The Symbolism of Poetry, by W.B. Yeats

Portrait of William Butler Yeats by John Singer Sargent 1908

Composed in 1900, Yeats’s influential essay “The Symbolism of Poetry” offers an extended definition of symbolism and a meditation on the nature of poetry in general.

The Symbolism of Poetry

by William Butler Yeats

“All writers, all artists of any kind, in so far as they have had any philosophical or critical power, perhaps just in so far as they have been deliberate artists at all, have had some philosophy, some criticism of their art; and it has often been this philosophy, or this criticism, that has evoked their most startling inspiration calling into outer life some portion of the divine life, or of the buried reality, which could alone extinguish in the emotions what their philosophy or their criticism would extinguish in the intellect.

They have sought for no new thing, it may be, but only to understand and to copy the pure inspiration of early times, but because the divine life wars upon our outer life, and must needs change its weapons and its movements as we change ours, inspiration has come to them in beautiful startling shapes.

The scientific movement brought with it a literature, which was always tending to lose itself in externalities of all kinds, in opinion, in declamation, in picturesque writing, in word-painting, or in what Mr. Symons has called an attempt “to build in brick and mortar inside the covers of a book”; and new writers have begun to dwell upon the element of evocation, of suggestion, upon what we call the symbolism in great writers.”

In “Symbolism in Painting,” I tried to describe the element of symbolism that is in pictures and sculpture, and described a little the symbolism in poetry, but did not describe at all the continuous indefinable symbolism which is the substance of all style.

There are no lines with more melancholy beauty than these by Burns:

The white moon is setting behind the white wave,
And Time is setting with me, O!

and these lines are perfectly symbolical. Take from them the whiteness of the moon and of the wave, whose relation to the setting of Time is too subtle for the intellect, and you take from them their beauty. But, when all are together, moon and wave and whiteness and setting Time and the last melancholy cry, they evoke an emotion which cannot be evoked by any other arrangement of colours and sounds and forms. We may call this metaphorical writing, but it is better to call it symbolical writing, because metaphors are not profound enough to be moving, when they are not symbols, and when they are symbols they are the most perfect of all, because the most subtle, outside of pure sound, and through them one can the best find out what symbols are.

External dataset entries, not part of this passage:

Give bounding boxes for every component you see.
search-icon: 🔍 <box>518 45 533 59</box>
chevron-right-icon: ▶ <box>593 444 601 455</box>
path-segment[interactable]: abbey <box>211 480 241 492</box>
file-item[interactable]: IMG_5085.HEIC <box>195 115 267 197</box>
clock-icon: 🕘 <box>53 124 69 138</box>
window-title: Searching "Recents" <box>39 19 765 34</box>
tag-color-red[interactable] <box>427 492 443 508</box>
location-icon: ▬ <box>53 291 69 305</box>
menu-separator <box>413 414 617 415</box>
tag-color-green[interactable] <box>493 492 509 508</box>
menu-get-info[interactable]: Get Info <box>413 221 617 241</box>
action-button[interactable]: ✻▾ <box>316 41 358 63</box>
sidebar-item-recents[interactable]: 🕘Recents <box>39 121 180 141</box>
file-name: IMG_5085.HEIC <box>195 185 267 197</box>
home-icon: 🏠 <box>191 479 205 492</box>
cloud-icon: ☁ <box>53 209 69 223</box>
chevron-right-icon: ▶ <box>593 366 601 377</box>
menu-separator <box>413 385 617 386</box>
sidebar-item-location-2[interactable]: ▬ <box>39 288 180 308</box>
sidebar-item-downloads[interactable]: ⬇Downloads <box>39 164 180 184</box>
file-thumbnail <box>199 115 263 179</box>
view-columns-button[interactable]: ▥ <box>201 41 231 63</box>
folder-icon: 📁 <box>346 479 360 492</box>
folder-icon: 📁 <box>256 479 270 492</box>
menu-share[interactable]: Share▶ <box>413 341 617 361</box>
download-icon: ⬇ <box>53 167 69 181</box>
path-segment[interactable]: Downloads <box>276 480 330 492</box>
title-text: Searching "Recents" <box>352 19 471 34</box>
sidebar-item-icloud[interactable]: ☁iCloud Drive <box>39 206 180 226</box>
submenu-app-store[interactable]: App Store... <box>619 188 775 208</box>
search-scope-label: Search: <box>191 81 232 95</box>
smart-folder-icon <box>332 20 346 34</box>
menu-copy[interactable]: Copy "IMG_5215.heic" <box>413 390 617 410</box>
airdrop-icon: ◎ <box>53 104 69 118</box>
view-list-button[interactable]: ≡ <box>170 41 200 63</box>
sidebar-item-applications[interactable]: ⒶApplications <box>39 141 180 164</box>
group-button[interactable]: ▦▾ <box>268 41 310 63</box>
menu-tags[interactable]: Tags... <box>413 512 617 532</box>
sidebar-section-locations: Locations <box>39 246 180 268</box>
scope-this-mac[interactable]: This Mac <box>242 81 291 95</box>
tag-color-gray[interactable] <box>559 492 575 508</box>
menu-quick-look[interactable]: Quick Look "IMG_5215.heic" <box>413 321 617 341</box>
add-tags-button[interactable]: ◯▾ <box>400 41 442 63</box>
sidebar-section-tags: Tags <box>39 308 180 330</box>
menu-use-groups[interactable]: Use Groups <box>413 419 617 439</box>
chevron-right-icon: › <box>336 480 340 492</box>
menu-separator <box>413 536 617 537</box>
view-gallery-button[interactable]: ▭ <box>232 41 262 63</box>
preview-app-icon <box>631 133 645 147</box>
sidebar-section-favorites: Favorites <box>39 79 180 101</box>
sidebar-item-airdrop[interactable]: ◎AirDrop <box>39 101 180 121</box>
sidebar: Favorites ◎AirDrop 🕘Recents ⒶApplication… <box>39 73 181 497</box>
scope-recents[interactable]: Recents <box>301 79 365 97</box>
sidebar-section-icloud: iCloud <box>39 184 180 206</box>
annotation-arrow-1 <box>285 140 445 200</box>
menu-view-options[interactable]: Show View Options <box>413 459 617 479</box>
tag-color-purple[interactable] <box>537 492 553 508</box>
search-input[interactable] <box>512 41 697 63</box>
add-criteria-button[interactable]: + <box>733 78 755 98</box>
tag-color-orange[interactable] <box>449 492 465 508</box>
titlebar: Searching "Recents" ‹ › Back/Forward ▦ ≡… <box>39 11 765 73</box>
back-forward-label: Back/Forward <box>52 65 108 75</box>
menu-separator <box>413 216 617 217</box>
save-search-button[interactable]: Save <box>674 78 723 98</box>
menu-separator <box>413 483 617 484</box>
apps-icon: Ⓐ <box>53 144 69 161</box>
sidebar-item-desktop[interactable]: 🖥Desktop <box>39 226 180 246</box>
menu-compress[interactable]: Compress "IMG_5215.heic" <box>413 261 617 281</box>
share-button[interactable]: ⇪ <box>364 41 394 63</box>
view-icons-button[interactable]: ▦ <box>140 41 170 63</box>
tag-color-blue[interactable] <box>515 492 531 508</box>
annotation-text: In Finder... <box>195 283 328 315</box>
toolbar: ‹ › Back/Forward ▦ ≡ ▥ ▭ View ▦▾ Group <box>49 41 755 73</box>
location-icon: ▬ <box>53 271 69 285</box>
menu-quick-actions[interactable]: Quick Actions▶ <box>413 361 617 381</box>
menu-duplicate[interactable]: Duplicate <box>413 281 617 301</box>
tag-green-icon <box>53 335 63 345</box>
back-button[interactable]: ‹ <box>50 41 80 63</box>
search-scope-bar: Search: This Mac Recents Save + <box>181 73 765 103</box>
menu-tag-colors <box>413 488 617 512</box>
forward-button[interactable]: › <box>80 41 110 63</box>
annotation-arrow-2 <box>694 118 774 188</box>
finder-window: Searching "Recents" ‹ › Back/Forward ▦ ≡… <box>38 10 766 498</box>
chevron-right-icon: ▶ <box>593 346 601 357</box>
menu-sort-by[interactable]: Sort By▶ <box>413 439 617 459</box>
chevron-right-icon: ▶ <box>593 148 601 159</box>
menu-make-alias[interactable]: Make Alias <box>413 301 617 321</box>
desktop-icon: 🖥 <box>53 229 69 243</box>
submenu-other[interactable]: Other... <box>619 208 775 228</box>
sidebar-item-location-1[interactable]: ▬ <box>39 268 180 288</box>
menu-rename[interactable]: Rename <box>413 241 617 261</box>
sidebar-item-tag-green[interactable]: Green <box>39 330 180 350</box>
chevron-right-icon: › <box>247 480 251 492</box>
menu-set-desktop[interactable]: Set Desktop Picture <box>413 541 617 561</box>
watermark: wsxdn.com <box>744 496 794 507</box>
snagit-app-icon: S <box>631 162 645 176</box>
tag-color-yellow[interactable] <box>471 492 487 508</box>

If one begins the reverie with any beautiful lines that one can remember, one finds they are like those by Burns. Begin with this line by Blake:

“The gay fishes on the wave when the moon sucks up the dew”

or these lines by Nash:

“Brightness falls from the air,
Queens have died young and fair,
Dust hath closed Helen’s eye”

or these lines by Shakespeare:

“Timon hath made his everlasting mansion
Upon the beached verge of the salt flood;
Who once a day with his embossed froth
The turbulent surge shall cover”

or take some line that is quite simple, that gets its beauty from its place in a story, and see how it flickers with the light of the many symbols that have given the story its beauty, as a sword-blade may flicker with the light of burning towers.